Sevgili dostlar; yıllar gelip geçiyor, insan yaşamında öyle şeyler görüyor ki, bazen acılar mutluluklar, sıkıntılar, bolluklar hepsi gelip geçiyor. Bir dönüp arkanıza baktığınızda gülüp geçiyorsunuz.
O günün acıları, mutlulukları tatlı birer hatıra olmuş, İstanbul’ a ilk ayak bastığım an hala hafızalarımda yıl 1968 Samsun’ dan yola çıkan otobüsümüz o zamanlar direk İstanbul yok, Ankara aktarmalı 23 saat sonra sabaha karşı saat 03.00 sıraları harem’ e geldi. O yıllarda Zeytinburnu’nda oturuyoruz. Tabii boğaz köprüsü yok o yıllarda, arabalı vapurlarda saat 05.00 seferlere başlıyor. Otobüsten iner inmez hemen harem deniz kenarına indim.
Gecenin o sakinliğinde dalgaların kıyıya çarparken çıkardığı ses müzik notları gibi karşıda Topkapı sarayının ışıkları boğazın sularında oluşturduğu yakamozlar saatlerce kıyıya vuran sakin dalgalar eşliğinde boğazı seyretmiştim. O anı hala hafızamda ve yüreğimde o kadar sıcak ki belkide İstanbul aşkı ilk orada başladı.

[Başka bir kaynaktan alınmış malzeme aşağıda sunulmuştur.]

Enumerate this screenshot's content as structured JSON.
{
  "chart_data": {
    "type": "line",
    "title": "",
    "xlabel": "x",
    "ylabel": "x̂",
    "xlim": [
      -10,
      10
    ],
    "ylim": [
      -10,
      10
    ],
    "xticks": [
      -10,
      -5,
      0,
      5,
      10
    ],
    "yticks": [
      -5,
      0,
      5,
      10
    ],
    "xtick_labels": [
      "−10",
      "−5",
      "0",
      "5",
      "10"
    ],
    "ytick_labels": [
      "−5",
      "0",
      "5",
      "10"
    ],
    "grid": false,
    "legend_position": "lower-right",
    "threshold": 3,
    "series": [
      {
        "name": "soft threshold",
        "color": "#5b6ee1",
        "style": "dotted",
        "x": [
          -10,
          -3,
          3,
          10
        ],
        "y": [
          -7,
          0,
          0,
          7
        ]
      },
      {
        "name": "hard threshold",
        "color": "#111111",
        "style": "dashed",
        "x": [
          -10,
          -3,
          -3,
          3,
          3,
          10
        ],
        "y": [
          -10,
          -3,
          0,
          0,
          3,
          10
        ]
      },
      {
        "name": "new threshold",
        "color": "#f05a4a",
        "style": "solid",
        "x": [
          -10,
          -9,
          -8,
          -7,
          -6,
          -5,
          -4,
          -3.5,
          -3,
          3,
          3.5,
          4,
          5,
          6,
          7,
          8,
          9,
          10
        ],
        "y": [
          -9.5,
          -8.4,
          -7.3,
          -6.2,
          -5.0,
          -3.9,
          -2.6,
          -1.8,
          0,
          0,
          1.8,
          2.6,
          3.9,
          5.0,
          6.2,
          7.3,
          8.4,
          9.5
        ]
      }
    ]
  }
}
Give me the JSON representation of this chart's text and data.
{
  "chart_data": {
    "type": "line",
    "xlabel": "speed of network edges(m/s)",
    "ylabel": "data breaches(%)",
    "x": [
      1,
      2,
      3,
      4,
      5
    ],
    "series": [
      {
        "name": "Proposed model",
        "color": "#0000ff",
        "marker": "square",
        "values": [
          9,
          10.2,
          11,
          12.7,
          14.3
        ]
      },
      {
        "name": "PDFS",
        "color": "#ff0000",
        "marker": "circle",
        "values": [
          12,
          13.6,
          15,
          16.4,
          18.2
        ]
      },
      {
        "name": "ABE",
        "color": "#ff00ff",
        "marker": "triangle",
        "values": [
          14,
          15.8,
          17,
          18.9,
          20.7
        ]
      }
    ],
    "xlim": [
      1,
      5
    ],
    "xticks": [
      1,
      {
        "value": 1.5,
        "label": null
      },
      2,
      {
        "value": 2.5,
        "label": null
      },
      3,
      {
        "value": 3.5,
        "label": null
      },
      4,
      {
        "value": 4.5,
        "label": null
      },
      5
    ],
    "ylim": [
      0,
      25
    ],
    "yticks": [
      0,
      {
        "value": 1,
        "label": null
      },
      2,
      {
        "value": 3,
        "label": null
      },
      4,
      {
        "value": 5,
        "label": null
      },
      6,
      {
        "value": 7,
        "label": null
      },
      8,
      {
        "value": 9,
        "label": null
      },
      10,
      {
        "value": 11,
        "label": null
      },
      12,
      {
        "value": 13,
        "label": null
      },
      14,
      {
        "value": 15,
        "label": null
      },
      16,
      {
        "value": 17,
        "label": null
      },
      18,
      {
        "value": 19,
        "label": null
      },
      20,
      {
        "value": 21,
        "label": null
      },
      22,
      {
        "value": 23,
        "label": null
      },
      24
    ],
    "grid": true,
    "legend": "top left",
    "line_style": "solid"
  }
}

1970 lerde yerleştiğimiz Beykoz, çocukluk ve delikanlılık anılarımla dolu, Bakırköy, Üsküdar, Eminönü, Beşiktaş, Kadıköy, Beyoğlu, Fatih, Sarıyer, yani anlayacağınız eski İstanbul oyun bahçemiz gibiydi. İstanbul hem ana hem baba, hem de bir sevgili gibi, aradan yıllar geçti. Bu gün o İstanbul nüfus ve yerleşim bakımından ona katlandı. Milyonlarca ben Ülkemin birçok yerinden bu kente akarken, yine on binler çevre ülkelerden anayurdum deyip İstanbul’ a yerleşti.
Yüzlerce kültür, yüzlerce yeni kelime bu coğrafyanın tüm zenginlikleri İstanbul’ da buluştu.
Gelenekler, kültürler, folklor, iç içe İstanbul’ un tarihinden gelen Kültürel zenginlikleri de kendine katarak yoluna devam etti ve devam ediyor.
Bizler geldiğimiz kentlerin kültürlerini kente taşırken bizlerin çocukları yeni nesil daha bir zengindi. Onlar doğdukları, bu kentte büyürken birçok bölgeden gelen kültürleri kendi kültürleri olarak benimseyip daha zengin bir kültürel dokuya ulaştı. O gelişimi bizler bazen tedirginlikle, bazen korkularımızla karşılasak ta, suyun yatağında aktığı gibi aktığını çokta gözlemledik diyemem.
Geçtiğimiz aylarda yaşanan gençlik hareketlerinde ki olgunluk, onların yaşlarından beklenmezken hala buna anlam veremeyen anlamlandıramayanlarımız olduğunu gözlüyoruz.
Geldiğimiz coğrafyanın ve yetiştiğimiz dip kültürünün hırçınlığı ile olayları karşılamaya, kafamızdaki gençlik varmış gibi değerlendirmeye ne yazık ki hala devam edenler var. Anlayamadığımız 1980 sonrası köylerden kentlere akışın getirdiği İstanbul örneğinde olduğu gibi ülkenin birçok kentinde bu etkileşimin yaşandığıdır.
Yeni bir kuşak yetişti. Onlar kavga istemiyor, onların ayrısı gayrısı yok, insan odaklı yaşadığı dünyayı kardeşlik dokusuyla yaşamak, onlarca uygarlığın doğduğu bu topraklara yeni bir uygarlık hediye ederek, İnsanlığa yeni bir uygarlığın kapılarını aralamak.
Biz büyükler ellerimizle yeşerttiğimiz bu güzelliği kollarız umarım.
Yıllar önce ilk ilk ayak bastığım Üsküdar, 23 yıldır yaşadığım şehir oldu.
Yaklaşık on yıldır, bu ilçede yazıyorum çiziyorum eleştiriyorum, ancak sevginin ve saygının her şeye rağmen egemen olduğunu görmek İstanbul’ u Üsküdar’ı ayrıcalıklı kılıyor. İstanbul’ lu olmak ayrıcalıklıdır.
Bizden geriye bir hoş seda bırakabilmişsek ne mutlu, sevgiye kalın.